L’aversion à la perte
Voici une autre histoire qui illustre ce principe plus en profondeur :
Hervé est Directeur Technique dans une grosse entreprise. Il doit faire l’acquisition d’un nouveau logiciel pour faire face à un problème de sécurité informatique et il fait une demande auprès du Service des Achats. Le responsable du service rechigne à lâcher les 5.000€ nécessaires, et Hervé se voit obligé de justifier cette dépense en démontrant que son achat est pertinent. Après moult échanges et quelques grimaces, Hervé finit par obtenir le devis signé…
Il demande à sa stagiaire de s’occuper de la commande et de paramétrer le logiciel dès qu’il sera livré. C’est alors que Gaëlle lui répond :
– Mais il suffit d’activer cette option dans le menu de configuration de notre système.
– Mais non ! La clef de cryptage dont nous avons besoin n’est pas installée en standard.

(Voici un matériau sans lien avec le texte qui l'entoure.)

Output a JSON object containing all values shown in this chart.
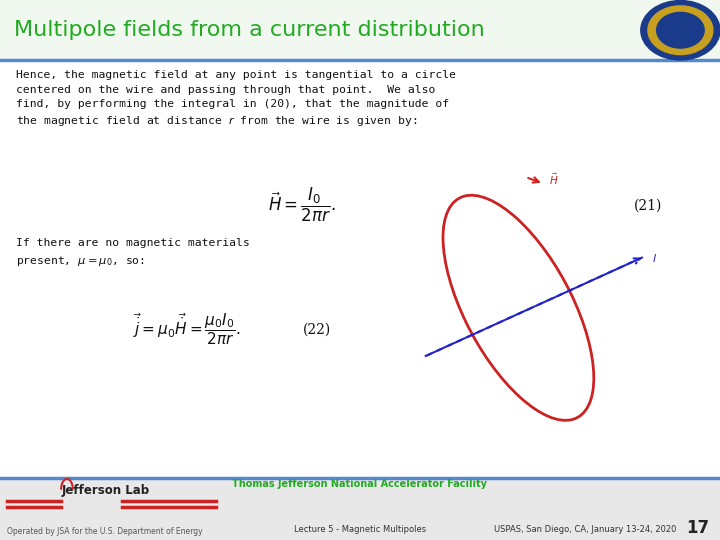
{
  "title": "Multipole fields from a current distribution",
  "title_color": "#22aa22",
  "bg_color": "#ffffff",
  "header_line_color": "#5588cc",
  "body_text_1": "Hence, the magnetic field at any point is tangential to a circle\ncentered on the wire and passing through that point.  We also\nfind, by performing the integral in (20), that the magnitude of\nthe magnetic field at distance $r$ from the wire is given by:",
  "eq1": "$\\vec{H} = \\dfrac{I_0}{2\\pi r}.$",
  "eq1_label": "(21)",
  "body_text_2": "If there are no magnetic materials\npresent, $\\mu = \\mu_0$, so:",
  "eq2": "$\\vec{\\dot{j}} = \\mu_0 \\vec{\\dot{H}} = \\dfrac{\\mu_0 I_0}{2\\pi r}.$",
  "eq2_label": "(22)",
  "footer_center": "Thomas Jefferson National Accelerator Facility",
  "footer_left": "Operated by JSA for the U.S. Department of Energy",
  "footer_lecture": "Lecture 5 - Magnetic Multipoles",
  "footer_conf": "USPAS, San Diego, CA, January 13-24, 2020",
  "page_num": "17",
  "ellipse_color": "#cc2222",
  "arrow_color": "#2222cc",
  "title_bg_color": "#f0f8f0",
  "footer_bg_color": "#e8e8e8",
  "footer_line_color": "#5588cc",
  "jlab_red": "#cc2222",
  "jlab_text_color": "#222222"
}
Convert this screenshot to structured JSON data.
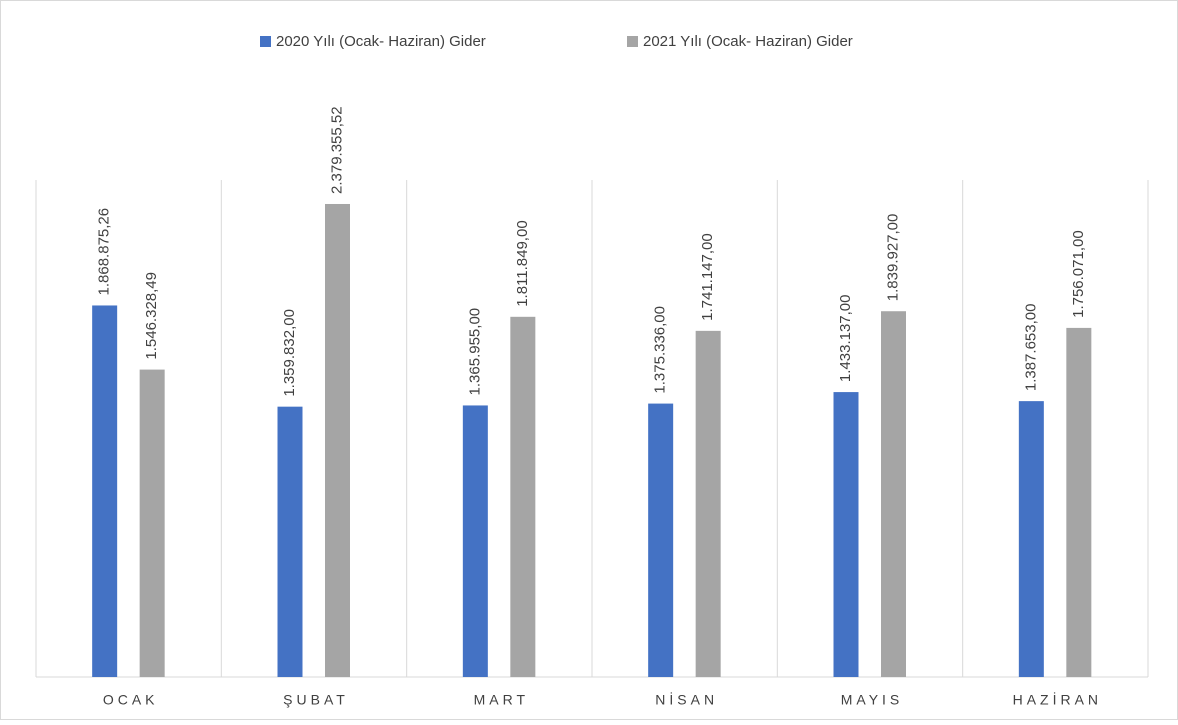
{
  "chart_data": {
    "type": "bar",
    "categories": [
      "OCAK",
      "ŞUBAT",
      "MART",
      "NİSAN",
      "MAYIS",
      "HAZİRAN"
    ],
    "series": [
      {
        "name": "2020 Yılı (Ocak- Haziran) Gider",
        "color": "#4472c4",
        "values": [
          1868875.26,
          1359832.0,
          1365955.0,
          1375336.0,
          1433137.0,
          1387653.0
        ],
        "value_labels": [
          "1.868.875,26",
          "1.359.832,00",
          "1.365.955,00",
          "1.375.336,00",
          "1.433.137,00",
          "1.387.653,00"
        ]
      },
      {
        "name": "2021 Yılı (Ocak- Haziran) Gider",
        "color": "#a5a5a5",
        "values": [
          1546328.49,
          2379355.52,
          1811849.0,
          1741147.0,
          1839927.0,
          1756071.0
        ],
        "value_labels": [
          "1.546.328,49",
          "2.379.355,52",
          "1.811.849,00",
          "1.741.147,00",
          "1.839.927,00",
          "1.756.071,00"
        ]
      }
    ],
    "ylim": [
      0,
      2500000
    ],
    "legend": "top"
  }
}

– Si si ! il y a eu une mise à jour la semaine dernière et j’ai eu la curiosité de regarder les nouveautés. C’est annoncé dans la première page de la doc…

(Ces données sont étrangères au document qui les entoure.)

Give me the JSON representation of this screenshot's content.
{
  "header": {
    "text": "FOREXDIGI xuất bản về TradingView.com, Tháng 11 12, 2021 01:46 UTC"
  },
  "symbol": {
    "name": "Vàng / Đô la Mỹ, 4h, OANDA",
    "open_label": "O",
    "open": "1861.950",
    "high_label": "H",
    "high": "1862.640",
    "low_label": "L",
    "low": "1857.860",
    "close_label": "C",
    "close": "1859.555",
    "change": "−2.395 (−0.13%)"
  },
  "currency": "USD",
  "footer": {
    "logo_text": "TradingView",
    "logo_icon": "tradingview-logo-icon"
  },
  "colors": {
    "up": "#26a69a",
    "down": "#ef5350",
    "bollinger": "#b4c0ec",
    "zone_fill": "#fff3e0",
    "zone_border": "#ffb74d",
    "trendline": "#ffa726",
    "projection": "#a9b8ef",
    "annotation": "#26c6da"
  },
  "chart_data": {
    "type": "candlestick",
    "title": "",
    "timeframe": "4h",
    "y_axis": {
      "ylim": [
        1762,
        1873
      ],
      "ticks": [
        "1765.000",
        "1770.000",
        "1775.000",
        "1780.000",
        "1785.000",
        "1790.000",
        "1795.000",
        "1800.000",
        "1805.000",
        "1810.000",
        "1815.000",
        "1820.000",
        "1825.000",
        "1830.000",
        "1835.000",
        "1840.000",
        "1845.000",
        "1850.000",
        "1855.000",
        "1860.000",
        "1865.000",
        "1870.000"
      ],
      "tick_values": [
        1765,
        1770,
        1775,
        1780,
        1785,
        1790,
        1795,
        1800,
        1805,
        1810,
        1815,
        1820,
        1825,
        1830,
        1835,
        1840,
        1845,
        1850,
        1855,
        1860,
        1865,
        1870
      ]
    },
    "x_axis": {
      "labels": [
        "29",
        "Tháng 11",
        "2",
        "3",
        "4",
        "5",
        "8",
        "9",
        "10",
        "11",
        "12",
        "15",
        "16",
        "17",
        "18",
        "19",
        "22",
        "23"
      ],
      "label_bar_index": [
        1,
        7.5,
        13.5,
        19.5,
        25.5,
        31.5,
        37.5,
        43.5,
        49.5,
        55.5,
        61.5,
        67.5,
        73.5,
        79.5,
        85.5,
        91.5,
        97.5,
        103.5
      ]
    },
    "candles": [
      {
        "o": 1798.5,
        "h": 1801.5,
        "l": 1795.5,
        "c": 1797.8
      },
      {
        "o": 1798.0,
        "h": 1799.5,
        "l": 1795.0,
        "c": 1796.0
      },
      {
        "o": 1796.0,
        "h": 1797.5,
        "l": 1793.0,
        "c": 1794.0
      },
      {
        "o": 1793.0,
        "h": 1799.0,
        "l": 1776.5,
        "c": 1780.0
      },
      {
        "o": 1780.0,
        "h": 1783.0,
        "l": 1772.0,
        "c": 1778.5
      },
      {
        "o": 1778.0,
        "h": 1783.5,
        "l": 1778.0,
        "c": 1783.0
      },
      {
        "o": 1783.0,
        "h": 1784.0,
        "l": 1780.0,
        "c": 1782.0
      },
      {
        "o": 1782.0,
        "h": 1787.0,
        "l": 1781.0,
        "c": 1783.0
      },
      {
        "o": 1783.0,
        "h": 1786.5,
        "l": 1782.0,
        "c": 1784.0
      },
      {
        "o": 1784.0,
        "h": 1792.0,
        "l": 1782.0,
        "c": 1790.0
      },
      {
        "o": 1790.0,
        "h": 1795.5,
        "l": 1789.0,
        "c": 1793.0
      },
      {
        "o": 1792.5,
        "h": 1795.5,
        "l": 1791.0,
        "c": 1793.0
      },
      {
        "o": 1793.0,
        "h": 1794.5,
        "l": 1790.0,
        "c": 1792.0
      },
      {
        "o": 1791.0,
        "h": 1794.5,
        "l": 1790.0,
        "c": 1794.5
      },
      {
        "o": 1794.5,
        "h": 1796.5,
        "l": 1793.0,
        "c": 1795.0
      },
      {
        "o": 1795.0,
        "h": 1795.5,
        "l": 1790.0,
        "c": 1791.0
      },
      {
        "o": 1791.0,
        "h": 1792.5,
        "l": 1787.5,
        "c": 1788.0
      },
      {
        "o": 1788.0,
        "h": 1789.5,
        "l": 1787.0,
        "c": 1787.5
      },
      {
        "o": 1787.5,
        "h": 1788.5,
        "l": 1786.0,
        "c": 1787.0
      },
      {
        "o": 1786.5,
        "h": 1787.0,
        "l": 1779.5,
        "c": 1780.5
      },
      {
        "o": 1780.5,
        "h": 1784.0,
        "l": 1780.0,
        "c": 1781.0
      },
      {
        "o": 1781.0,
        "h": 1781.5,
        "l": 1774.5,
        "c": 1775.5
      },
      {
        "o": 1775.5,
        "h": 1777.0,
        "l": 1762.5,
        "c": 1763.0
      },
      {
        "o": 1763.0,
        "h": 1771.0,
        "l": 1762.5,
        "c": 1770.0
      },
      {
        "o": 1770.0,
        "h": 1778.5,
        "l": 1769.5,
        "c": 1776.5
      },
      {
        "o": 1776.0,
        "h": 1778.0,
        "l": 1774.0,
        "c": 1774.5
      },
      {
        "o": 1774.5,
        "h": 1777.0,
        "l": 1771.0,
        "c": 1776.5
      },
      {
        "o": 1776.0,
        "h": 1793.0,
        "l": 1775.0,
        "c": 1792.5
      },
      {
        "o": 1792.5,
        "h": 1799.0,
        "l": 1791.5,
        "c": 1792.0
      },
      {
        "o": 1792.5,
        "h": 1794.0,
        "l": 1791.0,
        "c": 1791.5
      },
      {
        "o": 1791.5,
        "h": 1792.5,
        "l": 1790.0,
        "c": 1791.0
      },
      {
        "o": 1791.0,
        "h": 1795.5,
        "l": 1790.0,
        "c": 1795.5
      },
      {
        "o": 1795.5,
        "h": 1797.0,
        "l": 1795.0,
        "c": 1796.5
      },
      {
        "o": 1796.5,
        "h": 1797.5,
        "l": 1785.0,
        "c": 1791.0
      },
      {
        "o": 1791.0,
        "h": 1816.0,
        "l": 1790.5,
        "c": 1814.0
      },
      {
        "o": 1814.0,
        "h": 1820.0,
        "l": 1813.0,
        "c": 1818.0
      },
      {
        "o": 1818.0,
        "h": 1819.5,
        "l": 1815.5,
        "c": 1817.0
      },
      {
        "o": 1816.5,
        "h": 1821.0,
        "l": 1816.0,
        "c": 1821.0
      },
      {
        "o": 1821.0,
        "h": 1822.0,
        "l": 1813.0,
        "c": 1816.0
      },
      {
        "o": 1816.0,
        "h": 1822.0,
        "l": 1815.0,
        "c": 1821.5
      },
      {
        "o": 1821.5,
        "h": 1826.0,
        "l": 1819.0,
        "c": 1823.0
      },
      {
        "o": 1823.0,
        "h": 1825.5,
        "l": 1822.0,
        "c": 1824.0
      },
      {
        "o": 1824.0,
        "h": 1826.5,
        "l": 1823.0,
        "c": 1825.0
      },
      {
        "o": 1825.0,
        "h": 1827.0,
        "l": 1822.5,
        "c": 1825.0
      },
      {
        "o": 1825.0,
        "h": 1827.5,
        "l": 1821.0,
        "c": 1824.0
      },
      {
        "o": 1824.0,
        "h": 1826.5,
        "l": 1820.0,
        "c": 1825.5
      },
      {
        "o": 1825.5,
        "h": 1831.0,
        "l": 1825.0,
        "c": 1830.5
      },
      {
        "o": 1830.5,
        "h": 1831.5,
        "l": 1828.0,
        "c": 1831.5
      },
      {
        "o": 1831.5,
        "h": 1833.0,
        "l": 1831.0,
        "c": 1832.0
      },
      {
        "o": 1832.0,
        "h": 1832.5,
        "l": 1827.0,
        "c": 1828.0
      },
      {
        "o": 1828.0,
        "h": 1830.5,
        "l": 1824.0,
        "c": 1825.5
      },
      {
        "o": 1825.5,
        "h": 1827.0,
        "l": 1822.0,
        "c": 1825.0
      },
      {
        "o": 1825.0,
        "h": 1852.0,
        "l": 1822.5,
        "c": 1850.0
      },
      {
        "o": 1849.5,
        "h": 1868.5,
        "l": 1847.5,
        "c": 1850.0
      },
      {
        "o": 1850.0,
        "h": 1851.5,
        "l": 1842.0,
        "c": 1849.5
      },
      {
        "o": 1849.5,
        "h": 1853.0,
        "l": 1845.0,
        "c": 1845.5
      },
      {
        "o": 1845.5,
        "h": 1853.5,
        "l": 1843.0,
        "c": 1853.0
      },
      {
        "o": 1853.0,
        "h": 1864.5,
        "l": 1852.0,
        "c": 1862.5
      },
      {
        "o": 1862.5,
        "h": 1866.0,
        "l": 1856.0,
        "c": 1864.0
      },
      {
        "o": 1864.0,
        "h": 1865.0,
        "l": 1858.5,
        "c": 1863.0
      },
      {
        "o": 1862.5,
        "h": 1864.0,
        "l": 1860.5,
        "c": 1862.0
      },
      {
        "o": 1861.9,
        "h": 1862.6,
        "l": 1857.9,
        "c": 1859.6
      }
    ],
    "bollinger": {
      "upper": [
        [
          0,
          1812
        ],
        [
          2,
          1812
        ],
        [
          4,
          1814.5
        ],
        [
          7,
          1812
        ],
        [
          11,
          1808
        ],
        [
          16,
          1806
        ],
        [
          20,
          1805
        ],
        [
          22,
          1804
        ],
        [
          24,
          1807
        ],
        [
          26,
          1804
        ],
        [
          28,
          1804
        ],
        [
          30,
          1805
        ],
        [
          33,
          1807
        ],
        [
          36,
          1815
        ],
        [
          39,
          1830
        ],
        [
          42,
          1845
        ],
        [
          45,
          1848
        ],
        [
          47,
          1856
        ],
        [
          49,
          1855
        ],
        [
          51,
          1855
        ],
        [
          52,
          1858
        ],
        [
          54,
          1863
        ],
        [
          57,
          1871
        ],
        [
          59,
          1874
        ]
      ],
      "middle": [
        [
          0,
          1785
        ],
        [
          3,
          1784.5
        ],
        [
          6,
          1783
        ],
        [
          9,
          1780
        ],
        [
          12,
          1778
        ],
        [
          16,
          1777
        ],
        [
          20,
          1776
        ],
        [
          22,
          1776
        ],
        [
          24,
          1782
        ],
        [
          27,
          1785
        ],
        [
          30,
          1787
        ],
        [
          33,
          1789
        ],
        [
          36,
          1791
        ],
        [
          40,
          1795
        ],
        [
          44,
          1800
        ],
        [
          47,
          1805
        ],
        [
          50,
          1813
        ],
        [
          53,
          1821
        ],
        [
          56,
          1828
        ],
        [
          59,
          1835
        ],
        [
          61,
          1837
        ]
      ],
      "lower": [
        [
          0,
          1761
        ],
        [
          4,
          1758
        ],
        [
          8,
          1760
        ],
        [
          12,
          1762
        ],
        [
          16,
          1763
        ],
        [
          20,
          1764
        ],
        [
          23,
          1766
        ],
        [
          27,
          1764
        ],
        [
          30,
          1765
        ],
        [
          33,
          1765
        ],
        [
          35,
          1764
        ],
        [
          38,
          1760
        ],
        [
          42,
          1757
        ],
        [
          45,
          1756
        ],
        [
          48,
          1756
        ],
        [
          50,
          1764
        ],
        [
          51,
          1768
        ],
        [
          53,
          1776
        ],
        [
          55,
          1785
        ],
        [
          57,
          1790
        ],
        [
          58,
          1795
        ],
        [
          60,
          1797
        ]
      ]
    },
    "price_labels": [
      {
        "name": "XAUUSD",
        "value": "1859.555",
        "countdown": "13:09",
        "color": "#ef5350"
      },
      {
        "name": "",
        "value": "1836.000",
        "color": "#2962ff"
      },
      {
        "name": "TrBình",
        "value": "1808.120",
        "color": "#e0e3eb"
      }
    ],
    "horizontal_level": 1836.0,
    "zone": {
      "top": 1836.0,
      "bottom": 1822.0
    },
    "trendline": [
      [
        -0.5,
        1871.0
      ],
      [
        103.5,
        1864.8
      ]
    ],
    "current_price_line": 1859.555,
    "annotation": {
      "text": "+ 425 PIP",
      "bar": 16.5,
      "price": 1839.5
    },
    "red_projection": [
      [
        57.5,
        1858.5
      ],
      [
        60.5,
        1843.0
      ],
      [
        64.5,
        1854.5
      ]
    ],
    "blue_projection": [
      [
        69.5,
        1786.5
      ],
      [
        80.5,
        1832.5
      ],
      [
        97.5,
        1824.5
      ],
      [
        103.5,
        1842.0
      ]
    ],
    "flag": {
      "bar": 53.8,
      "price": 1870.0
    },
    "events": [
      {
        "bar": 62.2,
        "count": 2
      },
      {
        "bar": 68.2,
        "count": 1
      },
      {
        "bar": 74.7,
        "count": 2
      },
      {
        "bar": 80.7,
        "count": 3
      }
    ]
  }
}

Tout en parlant, Gaëlle entre dans le logiciel et montre à son tuteur que «le gros dossier de la semaine» peut être résolu en un clic de souris !
Sur le moment, au lieu de se montrer enthousiaste et de féliciter sa stagiaire, Hervé espère que Gaëlle se trompe et s’apprête à la voir se confondre en excuses. Il anticipe même (en pensée) quelques mots rassurants qui saurant la réconforter une fois qu’elle constatera son erreur.
Gaëlle coche la case, valide sa nouvelle configuration et lance une simulation… Tout fonctionne à merveille. Ça lui a pris 35 secondes-chrono ! Hervé tente quelques arguments de mauvaise-foi, mais ils sont tous contredits pas les faits. Il est dépité !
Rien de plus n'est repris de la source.